En matière de migrants, et pour avoir laissé pourrir la situation dans les premiers pays d’accueil des réfugiés, la Turquie ou le Liban, l’Europe se trouve confrontée à une crise qui la dépasse. La Hongrie, qui a vu cette année plus de 140 000 migrants arriver, un chiffre important en pourcentage de sa population, s’est retrouvée incapable de faire face. Désigner le seul Viktor Orban à la vindicte, c’est ignorer les manquements italiens et grecs, la duplicité du gouvernement français qui érige ses propres clôtures autour de Calais, l’outrecuidance britannique et l’hypocrisie de la Suisse, qui se fait aussi discrète que possible. En plus de la Hongrie, trois pays ont voté contre la solidarité européenne, à savoir un système de quotas de répartition des réfugiés. Ils se tiennent dans l’ombre du tonitruant Orban, pour éviter les blâmes.

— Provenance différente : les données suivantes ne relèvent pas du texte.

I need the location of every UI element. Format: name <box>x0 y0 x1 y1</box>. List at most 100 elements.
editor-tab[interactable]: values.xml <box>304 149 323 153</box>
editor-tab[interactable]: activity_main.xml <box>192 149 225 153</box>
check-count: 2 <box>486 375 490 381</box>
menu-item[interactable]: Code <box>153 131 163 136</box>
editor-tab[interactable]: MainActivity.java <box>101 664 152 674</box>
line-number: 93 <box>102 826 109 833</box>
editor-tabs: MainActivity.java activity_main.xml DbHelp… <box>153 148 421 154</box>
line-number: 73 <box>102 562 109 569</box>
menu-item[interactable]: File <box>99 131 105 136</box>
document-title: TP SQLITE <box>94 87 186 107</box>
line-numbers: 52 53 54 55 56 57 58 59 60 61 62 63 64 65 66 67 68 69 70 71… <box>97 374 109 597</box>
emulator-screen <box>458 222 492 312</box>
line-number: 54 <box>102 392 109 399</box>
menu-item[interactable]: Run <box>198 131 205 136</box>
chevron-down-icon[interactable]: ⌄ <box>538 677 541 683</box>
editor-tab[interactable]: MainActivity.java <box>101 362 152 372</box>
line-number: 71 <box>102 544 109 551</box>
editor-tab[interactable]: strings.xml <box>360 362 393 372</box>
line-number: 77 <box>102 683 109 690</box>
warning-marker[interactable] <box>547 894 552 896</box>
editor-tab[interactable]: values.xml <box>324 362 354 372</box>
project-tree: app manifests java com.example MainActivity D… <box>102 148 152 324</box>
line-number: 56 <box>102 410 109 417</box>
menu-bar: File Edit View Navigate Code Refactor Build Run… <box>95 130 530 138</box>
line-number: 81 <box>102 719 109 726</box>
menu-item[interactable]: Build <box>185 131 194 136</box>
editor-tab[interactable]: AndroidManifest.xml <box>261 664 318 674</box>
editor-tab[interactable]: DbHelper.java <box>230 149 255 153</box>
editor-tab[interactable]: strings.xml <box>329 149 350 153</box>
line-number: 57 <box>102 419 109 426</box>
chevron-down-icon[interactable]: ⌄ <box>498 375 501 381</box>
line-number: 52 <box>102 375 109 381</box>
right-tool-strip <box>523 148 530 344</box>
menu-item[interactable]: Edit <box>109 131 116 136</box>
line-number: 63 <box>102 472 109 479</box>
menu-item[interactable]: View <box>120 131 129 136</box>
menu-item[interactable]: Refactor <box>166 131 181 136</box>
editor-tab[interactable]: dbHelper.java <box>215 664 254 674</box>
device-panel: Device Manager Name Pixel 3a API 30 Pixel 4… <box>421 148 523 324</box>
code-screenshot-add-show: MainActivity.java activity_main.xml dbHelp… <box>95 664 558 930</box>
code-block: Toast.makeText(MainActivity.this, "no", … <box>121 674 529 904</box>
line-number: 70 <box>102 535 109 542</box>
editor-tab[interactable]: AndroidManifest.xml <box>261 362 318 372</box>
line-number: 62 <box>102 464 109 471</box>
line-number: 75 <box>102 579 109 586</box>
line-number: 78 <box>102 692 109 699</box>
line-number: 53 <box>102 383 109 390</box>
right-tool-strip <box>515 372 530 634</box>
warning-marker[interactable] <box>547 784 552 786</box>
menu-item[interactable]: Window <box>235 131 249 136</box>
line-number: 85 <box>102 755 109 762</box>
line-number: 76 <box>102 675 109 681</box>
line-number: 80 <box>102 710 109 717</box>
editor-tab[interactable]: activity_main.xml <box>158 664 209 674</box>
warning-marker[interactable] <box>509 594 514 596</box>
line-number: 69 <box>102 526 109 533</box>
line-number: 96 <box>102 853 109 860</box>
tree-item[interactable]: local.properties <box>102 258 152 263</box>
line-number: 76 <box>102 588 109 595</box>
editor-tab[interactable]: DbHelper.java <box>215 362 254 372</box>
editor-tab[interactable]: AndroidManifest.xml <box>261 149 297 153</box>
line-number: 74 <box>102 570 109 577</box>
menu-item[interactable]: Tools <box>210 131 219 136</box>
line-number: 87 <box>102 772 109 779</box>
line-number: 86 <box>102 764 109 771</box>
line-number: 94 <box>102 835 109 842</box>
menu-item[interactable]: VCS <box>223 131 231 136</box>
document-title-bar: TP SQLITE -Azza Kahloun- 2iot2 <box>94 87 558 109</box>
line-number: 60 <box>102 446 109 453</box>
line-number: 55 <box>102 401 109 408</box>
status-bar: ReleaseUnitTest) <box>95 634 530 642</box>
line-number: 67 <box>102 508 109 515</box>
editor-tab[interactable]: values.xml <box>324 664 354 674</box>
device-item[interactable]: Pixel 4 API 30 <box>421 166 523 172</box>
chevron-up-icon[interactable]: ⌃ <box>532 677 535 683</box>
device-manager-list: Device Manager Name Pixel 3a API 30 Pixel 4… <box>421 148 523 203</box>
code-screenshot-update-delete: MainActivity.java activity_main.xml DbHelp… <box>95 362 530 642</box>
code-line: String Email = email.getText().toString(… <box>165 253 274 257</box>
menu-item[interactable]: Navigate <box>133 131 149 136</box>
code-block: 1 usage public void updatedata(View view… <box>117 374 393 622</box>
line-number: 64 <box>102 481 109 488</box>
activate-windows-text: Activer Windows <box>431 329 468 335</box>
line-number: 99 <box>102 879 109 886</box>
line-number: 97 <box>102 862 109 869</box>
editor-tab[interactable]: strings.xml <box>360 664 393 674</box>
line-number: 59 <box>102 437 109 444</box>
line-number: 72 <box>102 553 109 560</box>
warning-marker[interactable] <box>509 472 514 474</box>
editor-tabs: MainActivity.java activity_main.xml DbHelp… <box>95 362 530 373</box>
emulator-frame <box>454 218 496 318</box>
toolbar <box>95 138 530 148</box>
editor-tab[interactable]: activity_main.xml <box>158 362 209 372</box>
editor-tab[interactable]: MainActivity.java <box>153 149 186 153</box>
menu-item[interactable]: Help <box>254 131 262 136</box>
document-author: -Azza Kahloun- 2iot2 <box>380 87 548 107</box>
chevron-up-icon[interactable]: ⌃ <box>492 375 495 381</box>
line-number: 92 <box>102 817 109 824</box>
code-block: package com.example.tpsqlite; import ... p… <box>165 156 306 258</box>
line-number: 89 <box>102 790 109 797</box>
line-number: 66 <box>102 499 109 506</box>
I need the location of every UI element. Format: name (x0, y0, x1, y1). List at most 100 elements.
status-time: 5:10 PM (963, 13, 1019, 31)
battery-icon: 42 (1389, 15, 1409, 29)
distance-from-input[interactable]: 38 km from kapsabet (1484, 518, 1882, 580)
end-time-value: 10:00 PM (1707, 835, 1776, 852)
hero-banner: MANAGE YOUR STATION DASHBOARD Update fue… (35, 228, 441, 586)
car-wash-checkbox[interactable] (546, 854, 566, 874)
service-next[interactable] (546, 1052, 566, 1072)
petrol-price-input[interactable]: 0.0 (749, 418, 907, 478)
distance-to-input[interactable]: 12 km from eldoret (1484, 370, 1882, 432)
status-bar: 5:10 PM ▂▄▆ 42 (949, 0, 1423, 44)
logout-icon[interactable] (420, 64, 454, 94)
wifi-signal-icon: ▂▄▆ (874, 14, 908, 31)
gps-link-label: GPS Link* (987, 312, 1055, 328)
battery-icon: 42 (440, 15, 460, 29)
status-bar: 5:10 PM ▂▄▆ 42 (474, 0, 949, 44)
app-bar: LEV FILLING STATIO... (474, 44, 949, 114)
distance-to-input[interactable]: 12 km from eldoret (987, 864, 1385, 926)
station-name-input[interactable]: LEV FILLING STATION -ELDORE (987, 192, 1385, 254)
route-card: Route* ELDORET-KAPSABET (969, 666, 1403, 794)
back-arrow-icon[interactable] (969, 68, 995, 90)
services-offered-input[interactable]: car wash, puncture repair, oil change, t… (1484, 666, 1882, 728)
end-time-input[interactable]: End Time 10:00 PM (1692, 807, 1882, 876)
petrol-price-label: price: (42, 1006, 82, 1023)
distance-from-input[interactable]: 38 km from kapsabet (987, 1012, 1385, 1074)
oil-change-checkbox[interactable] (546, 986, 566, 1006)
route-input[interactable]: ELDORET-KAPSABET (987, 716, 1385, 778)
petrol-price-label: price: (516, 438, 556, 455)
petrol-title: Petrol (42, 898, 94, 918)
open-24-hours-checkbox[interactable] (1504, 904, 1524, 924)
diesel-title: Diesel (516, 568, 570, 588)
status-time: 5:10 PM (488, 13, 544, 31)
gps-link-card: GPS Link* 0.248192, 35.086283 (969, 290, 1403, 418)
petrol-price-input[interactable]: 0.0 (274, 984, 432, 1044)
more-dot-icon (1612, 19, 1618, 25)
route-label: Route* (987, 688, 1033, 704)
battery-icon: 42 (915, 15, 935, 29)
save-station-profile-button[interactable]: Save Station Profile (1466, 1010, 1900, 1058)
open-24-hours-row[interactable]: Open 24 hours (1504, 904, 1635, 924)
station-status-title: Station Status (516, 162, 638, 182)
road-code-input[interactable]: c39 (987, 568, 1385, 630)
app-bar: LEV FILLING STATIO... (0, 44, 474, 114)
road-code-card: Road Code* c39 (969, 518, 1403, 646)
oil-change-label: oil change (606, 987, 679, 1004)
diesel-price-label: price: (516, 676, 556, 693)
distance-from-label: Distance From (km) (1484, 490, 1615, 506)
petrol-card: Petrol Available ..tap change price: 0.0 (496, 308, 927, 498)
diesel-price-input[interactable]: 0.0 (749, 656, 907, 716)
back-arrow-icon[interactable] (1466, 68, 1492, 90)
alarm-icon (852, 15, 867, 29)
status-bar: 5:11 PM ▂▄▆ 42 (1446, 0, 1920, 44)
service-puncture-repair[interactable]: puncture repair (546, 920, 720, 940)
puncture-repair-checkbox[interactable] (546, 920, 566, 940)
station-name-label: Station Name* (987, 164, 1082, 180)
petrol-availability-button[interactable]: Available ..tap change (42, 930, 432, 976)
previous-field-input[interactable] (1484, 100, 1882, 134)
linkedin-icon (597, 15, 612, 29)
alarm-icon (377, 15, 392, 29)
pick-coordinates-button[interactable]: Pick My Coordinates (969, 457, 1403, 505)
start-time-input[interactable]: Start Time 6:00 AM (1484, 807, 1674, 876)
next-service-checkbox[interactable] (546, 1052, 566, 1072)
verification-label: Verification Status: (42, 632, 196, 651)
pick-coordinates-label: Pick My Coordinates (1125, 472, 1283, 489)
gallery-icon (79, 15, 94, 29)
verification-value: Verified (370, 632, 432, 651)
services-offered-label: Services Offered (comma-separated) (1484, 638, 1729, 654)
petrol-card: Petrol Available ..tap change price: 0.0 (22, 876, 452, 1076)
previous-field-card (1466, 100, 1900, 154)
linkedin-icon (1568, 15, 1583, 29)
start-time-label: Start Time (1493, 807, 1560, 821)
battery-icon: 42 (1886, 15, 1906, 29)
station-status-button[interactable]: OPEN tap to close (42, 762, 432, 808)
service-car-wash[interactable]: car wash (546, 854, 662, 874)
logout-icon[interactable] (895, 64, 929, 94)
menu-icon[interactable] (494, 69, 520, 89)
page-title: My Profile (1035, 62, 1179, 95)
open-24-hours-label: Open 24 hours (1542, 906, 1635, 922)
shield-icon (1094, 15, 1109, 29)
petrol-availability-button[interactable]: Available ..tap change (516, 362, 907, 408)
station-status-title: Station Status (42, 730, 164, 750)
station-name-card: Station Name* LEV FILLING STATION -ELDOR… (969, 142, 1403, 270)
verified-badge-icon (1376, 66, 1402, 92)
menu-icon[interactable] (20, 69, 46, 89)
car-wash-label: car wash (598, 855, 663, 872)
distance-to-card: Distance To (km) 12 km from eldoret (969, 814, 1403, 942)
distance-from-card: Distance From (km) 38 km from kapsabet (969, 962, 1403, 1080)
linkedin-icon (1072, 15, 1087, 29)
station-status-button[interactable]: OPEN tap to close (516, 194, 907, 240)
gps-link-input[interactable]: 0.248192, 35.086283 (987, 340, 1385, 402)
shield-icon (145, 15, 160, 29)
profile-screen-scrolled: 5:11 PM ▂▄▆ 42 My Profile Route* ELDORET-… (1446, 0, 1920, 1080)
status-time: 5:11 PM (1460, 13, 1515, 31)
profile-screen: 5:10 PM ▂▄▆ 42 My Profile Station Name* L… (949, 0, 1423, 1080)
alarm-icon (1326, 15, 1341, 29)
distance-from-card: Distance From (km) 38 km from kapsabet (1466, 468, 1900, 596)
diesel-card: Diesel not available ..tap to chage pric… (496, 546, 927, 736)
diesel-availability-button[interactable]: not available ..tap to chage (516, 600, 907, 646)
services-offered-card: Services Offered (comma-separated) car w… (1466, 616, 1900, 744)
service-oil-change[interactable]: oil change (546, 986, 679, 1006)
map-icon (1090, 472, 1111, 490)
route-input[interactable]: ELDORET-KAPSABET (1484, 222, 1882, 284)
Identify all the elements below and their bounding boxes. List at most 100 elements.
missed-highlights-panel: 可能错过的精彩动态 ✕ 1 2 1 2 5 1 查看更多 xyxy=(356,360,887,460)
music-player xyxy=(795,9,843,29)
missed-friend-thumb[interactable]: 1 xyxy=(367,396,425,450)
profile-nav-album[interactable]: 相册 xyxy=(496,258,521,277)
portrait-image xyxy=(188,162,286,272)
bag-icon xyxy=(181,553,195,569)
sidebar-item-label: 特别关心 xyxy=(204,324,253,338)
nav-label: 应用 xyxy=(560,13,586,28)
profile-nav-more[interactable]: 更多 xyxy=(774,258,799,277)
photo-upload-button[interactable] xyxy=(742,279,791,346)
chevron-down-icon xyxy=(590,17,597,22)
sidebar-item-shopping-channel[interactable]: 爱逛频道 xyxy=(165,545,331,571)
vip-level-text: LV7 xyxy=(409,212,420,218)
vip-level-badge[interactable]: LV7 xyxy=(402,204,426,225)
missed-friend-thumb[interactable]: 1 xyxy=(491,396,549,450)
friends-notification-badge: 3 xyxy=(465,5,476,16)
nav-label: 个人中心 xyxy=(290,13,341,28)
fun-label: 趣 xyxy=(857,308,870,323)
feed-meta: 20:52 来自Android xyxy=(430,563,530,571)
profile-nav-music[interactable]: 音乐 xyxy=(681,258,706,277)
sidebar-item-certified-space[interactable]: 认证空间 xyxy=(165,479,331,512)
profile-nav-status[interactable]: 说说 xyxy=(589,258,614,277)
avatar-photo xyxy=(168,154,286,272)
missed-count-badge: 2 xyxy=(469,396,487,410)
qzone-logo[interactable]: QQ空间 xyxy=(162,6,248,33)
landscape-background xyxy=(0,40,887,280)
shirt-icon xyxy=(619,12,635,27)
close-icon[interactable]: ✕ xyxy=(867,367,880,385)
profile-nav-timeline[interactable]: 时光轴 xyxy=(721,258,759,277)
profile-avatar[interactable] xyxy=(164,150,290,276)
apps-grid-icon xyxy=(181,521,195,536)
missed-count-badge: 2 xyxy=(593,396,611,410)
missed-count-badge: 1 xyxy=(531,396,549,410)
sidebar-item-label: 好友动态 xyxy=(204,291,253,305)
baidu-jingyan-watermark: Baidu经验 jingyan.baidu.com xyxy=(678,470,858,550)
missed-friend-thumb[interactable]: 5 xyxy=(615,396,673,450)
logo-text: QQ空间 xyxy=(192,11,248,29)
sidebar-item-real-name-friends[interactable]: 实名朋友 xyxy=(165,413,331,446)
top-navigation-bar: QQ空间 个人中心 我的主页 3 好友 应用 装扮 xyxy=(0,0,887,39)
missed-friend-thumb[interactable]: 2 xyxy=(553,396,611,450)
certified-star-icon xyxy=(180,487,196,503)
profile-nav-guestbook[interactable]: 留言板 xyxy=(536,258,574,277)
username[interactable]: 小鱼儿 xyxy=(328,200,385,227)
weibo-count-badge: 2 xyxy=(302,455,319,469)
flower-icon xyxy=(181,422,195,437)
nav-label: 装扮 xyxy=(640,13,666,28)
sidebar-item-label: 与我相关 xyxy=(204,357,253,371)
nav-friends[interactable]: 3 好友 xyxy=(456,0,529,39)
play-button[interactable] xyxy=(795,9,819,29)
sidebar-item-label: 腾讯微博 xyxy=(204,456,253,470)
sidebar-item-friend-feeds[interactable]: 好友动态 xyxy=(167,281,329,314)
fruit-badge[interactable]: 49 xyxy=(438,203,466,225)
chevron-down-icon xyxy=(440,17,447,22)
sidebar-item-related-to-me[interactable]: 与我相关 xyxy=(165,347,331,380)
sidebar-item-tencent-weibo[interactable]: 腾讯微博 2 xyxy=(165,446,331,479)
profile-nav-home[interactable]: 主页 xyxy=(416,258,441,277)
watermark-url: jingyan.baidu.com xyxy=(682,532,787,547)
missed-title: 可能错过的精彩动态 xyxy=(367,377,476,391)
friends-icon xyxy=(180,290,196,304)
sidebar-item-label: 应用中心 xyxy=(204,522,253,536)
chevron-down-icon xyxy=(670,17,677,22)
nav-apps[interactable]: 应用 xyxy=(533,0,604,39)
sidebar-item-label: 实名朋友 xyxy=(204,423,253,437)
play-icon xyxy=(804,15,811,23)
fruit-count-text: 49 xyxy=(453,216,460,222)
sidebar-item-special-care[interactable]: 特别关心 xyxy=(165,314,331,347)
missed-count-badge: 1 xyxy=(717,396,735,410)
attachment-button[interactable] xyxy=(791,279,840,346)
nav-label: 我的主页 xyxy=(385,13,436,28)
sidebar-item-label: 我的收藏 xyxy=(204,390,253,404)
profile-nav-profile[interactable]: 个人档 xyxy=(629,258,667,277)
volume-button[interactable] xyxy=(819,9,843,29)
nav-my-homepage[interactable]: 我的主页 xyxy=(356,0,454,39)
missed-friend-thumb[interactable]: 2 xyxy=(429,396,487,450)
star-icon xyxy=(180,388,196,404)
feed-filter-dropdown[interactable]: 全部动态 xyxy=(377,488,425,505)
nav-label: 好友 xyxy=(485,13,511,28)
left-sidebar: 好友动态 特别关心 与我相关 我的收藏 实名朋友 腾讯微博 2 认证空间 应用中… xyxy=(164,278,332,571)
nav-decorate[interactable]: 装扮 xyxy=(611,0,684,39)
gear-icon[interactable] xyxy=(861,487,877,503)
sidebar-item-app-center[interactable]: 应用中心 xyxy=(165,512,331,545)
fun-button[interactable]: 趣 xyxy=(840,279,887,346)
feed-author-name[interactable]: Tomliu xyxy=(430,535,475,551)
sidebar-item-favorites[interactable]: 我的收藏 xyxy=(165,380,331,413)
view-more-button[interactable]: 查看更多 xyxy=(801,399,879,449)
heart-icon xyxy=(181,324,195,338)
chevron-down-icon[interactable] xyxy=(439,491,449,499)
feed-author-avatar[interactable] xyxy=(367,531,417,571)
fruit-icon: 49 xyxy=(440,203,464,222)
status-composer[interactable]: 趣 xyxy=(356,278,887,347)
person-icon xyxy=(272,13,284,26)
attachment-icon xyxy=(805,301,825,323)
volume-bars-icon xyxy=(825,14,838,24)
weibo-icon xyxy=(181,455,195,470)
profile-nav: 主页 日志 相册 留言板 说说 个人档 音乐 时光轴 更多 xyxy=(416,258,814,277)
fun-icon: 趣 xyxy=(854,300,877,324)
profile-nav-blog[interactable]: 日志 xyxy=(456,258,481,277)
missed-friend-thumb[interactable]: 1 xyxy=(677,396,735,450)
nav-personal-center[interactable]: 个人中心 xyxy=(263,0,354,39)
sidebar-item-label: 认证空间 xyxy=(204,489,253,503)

Aux quatre coins de l’Europe, les amalgames (par exemple, islam-migrant-terroriste) se répandent, pullulent même dans les discours de certains partis. Certes, la Hongrie de Viktor Orban a une bonne longueur d’avance dans la course vers l’autoritarisme. Mais veillons à ne pas fustiger la noirceur hongroise dans la seule intention de se réjouir d’avoir encore un peu de lumière.